# Drive over Dry well cover



## Missouri Bound (Apr 9, 2011)

Is that dry wall functional? If not, fill it with gravel and be done with it. Pour a slab over the filled well.


----------



## Ryf (May 11, 2012)

yes it is, it pulls water from the crawlspace under the older part of the house out to the back yard, which helps keep the newer basement dry.


--added--
it does alot less work than it used to, we redid the front yard landscaping to include more water control systems, but backups never hurt right?


----------



## Missouri Bound (Apr 9, 2011)

Could you rework the opening to use a reguar steel manhole cover?

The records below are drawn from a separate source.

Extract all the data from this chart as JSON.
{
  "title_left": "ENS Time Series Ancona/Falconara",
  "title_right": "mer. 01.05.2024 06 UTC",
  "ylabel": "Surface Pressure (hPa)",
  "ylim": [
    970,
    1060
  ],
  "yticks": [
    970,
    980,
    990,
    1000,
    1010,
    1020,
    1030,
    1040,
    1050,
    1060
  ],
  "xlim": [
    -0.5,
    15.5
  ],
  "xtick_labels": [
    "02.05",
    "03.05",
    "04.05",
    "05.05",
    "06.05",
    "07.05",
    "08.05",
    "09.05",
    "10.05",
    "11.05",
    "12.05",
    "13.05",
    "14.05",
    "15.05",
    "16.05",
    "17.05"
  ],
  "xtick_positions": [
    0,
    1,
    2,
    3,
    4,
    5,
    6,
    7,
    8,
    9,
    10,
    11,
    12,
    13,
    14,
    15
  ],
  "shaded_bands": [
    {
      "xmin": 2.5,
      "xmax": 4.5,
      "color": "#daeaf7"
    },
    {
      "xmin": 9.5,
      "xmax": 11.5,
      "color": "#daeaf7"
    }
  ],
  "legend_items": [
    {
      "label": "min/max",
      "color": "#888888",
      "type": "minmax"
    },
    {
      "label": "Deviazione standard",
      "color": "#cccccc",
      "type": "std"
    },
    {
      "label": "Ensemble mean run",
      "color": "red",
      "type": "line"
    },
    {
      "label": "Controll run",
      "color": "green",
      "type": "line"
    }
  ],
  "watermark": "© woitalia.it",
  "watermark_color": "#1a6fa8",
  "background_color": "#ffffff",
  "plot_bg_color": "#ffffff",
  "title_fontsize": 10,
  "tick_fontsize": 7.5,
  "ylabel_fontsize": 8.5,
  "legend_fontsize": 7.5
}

They are available in a few sizes and the assembly comes with a flange and the cover itself. Cover would be much easier to remove and you could always keep your moonshine in there.:thumbup:


----------



## Ryf (May 11, 2012)

Missouri Bound said:


> Could you rework the opening to use a reguar steel manhole cover? They are available in a few sizes and the assembly comes with a flange and the cover itself. Cover would be much easier to remove and you could always keep your moonshine in there.:thumbup:


lol, nah, dont really need a bug out hideaway, but neat idea, mostly just want something simple that a car or light duty truck wont fall through, if I drive over it. a friend drove his s-10 over it without my knowledge and was fine, but in retrospect I should have planned that out better for just in case your friends an idiot scenarios. since it held that, I imagine twice the thickness with rebar would be better right?


----------



## Missouri Bound (Apr 9, 2011)

I'm sure it will be fine. Make sure the walls will support the additional weight.


----------



## Ryf (May 11, 2012)

I agree, it seems like a simple enough excercise, the 2" of basic concrete has served well enough, just want to make sure its safe for the next 10-20 years.


----------



## stadry (Jun 20, 2009)

i'd make it 7" thick w/2 mats of # 6 rebar 18" on ctr - 1 mat at 90* to the other - 2" of conc, 1 mat, 2" conc, the other mat,,, who knows when the next vehicle will be heavier ? you never get hurt building bigger & stronger :thumbup:


----------